Es sin duda que, apoyándose en numerosas observaciones de este tipo, que un gran
número de educadores especializados dan decidido “no responder al contenido”. Pero no
responder al contenido de la hostilidad o de la desesperación, no es ignorarla. ¿No es
porque un educador acepta escuchar sus propias reacciones, que algunas de sus cóleras
pueden servirle al otro? ¿No es porque un educador ha aceptado sus propios momentos de
desesperación, que él puede estar atento a la de otros y hacer frente a la dificultad que todo
eso significa en la relación interpersonal? ¿No es porque la madre de un niño discapacitado
ha podido medir lo que le significaba la discapacidad de su hija, que ella puede estar atenta
a la reacción que suscita su hija en otros adultos? (Scheafer, 1987)

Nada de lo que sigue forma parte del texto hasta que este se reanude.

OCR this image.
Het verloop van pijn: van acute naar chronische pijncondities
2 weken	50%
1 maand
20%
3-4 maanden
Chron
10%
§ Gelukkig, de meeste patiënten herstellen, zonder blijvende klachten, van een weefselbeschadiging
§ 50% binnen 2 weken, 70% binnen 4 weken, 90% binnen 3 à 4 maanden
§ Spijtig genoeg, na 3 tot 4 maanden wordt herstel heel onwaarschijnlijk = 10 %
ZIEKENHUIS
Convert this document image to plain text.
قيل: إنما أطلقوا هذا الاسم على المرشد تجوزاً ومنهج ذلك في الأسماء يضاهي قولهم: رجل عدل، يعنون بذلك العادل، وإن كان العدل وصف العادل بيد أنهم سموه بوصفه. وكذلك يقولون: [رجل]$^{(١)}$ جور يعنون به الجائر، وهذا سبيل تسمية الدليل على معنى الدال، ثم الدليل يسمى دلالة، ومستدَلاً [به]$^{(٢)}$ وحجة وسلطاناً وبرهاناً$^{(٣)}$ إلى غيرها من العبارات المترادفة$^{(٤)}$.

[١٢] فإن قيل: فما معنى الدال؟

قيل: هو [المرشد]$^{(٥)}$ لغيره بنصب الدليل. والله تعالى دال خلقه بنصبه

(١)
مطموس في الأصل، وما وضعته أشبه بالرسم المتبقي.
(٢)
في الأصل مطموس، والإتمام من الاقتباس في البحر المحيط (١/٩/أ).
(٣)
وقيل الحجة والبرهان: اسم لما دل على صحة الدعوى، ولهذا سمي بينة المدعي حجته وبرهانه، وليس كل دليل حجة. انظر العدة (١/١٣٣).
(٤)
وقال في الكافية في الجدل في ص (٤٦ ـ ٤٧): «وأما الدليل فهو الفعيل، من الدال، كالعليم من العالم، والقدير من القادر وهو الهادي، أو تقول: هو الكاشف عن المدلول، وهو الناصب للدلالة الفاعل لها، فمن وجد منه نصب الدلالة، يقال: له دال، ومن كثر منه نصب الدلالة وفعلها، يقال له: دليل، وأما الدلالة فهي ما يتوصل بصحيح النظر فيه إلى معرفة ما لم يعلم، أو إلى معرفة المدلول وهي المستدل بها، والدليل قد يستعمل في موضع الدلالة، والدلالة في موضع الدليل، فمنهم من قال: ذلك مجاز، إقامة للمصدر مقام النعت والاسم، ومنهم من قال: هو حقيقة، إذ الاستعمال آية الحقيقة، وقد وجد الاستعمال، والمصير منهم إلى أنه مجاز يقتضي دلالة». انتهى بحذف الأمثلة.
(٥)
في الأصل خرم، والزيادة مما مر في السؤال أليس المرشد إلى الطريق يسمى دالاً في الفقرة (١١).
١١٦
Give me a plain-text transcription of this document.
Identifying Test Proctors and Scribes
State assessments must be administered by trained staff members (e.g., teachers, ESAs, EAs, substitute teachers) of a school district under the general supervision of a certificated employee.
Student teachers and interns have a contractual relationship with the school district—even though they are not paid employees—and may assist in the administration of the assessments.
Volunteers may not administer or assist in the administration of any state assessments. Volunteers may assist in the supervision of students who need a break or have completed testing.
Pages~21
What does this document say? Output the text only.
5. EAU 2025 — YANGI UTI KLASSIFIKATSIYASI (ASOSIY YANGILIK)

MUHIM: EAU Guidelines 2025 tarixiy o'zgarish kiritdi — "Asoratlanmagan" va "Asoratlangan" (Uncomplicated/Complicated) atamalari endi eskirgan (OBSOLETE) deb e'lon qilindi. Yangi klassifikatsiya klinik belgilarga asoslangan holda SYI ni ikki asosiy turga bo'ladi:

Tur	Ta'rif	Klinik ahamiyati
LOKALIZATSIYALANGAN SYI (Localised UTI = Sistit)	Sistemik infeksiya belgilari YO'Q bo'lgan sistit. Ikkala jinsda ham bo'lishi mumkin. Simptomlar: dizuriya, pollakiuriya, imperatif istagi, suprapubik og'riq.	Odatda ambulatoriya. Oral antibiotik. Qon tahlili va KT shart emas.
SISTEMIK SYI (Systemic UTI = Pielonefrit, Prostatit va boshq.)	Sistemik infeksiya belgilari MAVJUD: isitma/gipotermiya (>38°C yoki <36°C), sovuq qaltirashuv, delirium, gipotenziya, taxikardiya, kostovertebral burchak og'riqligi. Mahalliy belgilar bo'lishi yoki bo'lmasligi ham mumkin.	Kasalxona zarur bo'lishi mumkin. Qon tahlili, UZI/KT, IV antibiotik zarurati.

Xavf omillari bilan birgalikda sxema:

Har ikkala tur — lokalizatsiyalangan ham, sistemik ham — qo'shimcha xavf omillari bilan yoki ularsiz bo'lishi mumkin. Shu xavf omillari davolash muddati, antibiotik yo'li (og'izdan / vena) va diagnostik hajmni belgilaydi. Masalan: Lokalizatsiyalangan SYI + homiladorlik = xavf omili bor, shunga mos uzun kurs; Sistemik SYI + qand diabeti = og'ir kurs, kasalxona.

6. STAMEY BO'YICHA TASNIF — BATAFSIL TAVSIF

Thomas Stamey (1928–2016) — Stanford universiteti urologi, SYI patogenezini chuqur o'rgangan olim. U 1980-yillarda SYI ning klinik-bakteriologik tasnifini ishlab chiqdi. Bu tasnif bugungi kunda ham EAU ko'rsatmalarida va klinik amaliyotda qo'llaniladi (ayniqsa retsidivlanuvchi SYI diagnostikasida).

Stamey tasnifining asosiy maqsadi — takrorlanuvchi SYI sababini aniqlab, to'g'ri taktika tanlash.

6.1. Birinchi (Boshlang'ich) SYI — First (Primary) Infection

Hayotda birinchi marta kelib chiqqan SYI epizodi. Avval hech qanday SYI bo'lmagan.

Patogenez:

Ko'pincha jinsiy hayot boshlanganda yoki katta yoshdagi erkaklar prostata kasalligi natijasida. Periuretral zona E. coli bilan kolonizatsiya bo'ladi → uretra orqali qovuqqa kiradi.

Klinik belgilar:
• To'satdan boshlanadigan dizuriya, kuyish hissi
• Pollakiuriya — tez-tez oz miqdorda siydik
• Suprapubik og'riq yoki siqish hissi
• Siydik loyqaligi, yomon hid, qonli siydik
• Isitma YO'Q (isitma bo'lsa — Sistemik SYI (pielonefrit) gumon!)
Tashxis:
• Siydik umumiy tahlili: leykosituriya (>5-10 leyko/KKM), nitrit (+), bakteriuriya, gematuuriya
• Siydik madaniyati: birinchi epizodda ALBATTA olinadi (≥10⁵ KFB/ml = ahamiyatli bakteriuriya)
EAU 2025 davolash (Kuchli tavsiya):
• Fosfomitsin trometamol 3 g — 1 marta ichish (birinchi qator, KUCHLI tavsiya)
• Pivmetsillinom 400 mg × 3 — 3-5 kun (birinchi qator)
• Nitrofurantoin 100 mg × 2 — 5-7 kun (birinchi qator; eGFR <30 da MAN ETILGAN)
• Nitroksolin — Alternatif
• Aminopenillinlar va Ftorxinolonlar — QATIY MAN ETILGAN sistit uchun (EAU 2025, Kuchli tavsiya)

Es, sin duda, que a partir de estos pasos, que la expresión “no responder al
contenido” puede tomar sentido. Redl y Wineman (1964), inspirados sin duda por su
formación psicoanalítica, fueron los primeros en poner en evidencia que, en esas
interacciones con los educadores profesionales, el joven hablaba a menudo a otros
“personajes”, y que “liberándose” y expresando su hostilidad hacia un educador, él se
dirigía a otras figuras. Esta interpretación dio lugar a la consigna que todo pasante por
educación especializada debe interiorizar: “No respondan al contenido”.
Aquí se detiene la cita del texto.